So today I peeked at my IIS log and out of luck I spotted some funny behavior. Plenty of 404 errors for pages with names like admin, login, database, mdb, etc... Clearly someone looking for admin access / free databases. I decided to further analyze my logs using the IIS Log Analyzer. Since IIS Log Analyzer is a command-line utility, which I am not to fond of, I also downloaded Log Parser Lizard (free / donate) which is a great GUI interface for not only IIS logs but plenty more, like event logs, active directory, file system, etc...
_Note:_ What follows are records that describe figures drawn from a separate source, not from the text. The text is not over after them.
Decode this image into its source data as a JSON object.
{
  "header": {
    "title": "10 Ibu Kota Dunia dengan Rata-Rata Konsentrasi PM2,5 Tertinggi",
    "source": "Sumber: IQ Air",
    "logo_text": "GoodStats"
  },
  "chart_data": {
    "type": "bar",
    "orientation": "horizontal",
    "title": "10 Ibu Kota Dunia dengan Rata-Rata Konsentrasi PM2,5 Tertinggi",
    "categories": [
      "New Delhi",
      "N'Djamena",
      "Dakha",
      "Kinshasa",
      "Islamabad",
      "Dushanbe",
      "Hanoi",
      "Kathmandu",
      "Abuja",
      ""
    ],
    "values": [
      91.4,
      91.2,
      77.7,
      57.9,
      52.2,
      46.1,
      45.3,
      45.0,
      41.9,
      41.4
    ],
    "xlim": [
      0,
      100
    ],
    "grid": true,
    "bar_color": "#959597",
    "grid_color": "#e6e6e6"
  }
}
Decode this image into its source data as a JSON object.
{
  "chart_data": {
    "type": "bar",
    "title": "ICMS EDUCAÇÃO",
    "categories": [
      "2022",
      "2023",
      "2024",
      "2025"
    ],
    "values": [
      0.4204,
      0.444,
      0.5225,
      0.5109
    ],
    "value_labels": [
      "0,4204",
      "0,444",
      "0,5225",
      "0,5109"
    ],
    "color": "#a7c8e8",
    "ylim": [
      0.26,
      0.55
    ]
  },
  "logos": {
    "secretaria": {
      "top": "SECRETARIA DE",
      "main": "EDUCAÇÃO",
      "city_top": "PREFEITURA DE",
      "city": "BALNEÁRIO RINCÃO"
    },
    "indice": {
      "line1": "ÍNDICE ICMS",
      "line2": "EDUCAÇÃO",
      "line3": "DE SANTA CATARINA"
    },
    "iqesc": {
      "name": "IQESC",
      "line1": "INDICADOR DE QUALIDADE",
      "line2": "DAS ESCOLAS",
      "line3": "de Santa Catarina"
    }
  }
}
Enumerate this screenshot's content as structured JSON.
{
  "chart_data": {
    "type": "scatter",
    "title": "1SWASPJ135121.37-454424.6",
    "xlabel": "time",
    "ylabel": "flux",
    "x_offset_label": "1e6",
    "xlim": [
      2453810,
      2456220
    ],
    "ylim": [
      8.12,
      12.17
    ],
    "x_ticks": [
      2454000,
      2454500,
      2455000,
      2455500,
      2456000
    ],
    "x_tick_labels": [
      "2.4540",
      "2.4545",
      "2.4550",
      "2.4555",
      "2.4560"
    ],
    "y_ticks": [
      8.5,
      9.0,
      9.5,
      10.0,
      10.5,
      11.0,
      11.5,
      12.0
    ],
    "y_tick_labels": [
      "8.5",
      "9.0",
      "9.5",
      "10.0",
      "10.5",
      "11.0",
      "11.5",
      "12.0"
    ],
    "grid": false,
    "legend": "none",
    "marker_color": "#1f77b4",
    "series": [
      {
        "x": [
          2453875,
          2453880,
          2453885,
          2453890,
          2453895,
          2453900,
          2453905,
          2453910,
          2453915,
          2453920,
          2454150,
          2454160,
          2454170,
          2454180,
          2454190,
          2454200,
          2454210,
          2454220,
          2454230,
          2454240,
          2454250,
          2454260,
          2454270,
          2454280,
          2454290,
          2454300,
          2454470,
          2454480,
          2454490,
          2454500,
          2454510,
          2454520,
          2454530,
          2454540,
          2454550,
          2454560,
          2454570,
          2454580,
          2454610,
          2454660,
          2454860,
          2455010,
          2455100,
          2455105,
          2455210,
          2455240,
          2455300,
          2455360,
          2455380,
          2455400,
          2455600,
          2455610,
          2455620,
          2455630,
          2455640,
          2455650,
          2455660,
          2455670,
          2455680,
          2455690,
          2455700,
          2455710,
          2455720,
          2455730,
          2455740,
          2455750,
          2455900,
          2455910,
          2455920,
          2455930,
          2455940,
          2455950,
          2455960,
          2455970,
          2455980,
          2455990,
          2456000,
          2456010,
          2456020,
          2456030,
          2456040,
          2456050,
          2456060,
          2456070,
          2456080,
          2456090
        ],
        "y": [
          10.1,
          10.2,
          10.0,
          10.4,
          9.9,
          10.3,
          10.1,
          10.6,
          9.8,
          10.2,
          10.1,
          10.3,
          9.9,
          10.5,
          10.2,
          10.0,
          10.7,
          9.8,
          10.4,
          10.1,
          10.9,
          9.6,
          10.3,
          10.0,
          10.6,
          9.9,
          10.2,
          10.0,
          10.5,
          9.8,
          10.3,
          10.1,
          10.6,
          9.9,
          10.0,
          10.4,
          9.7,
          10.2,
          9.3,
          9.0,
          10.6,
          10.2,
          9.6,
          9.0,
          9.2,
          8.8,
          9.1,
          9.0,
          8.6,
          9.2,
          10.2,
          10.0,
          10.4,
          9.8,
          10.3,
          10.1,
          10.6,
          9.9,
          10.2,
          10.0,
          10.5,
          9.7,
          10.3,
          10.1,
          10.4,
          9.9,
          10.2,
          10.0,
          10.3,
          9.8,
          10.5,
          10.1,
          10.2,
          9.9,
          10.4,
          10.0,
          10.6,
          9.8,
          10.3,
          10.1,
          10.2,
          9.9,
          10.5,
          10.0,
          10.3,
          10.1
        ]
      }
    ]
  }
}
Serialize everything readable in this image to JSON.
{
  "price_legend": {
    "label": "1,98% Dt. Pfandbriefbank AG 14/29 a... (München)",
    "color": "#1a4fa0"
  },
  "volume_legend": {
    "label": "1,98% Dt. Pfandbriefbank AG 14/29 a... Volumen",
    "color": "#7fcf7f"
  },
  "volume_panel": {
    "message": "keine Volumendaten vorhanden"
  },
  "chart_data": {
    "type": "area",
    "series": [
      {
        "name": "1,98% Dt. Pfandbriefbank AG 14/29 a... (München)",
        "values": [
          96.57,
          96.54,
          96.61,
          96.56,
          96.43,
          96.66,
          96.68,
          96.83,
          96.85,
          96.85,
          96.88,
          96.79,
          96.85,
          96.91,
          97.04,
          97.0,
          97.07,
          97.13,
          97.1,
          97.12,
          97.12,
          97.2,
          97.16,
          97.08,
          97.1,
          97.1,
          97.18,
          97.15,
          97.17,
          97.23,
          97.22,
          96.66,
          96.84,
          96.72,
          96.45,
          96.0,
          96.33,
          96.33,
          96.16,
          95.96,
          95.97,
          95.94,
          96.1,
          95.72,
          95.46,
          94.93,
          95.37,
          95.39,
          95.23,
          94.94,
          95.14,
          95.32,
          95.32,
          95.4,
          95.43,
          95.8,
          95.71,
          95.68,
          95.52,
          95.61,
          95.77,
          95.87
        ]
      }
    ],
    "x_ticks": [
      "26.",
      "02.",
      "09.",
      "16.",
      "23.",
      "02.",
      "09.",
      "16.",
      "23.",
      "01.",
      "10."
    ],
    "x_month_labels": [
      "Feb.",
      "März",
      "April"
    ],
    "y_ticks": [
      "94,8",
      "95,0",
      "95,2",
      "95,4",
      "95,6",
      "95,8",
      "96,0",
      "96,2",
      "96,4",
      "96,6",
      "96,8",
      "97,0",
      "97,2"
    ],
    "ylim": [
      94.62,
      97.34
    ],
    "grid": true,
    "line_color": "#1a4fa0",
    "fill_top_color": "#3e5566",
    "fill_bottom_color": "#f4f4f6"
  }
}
The log parser allows you to use SQL syntax to parse the log files. Anyways... I wrote a short script to list all 404 errors grouping them by Uri and IP address to see what I could find. Since I don't get a ton of traffic it was fairly easy to filter out the normal 404 requests and the bad ones. However I would suggest further filtering until you get down to a more manageable data set. Here's my initial SQL:
SELECT c-ip, cs-uri-stem, Count(*) AS Total
FROM C:\logs\u_ex*.log
WHERE sc-status = 404
GROUP BY c-ip, cs-uri-stem
ORDER BY c-ip, Total DESC
Since I had quite a bit of data I further refined my search by removing records that I knew were not an issue:
SELECT c-ip, cs-uri-stem, Count(*) AS Total
FROM C:\logs\ddn\u_ex*.log
WHERE sc-status = 404 AND NOT cs-uri-stem LIKE '%favicon%' AND NOT cs-uri-stem LIKE '%.xml%'
GROUP BY c-ip, cs-uri-stem
HAVING COUNT(c-ip) > 1
ORDER BY c-ip, Total DESC
And I ended up with enough results that it was easy to quickly scan and see that there was something funny going on with these requests... such as:
/editor/admin_login.asp
/admin/eWeb/admin_login.asp
/admin/htmledit/admin_login.asp
/admin888/ewebeditor/admin_login.asp
/database/snowboy.mdb
/KS_Data/KesionCMS4.mdb
/msmir_net.mdb
/sql.rar
etc... etc... What you do with the results is completely up to you.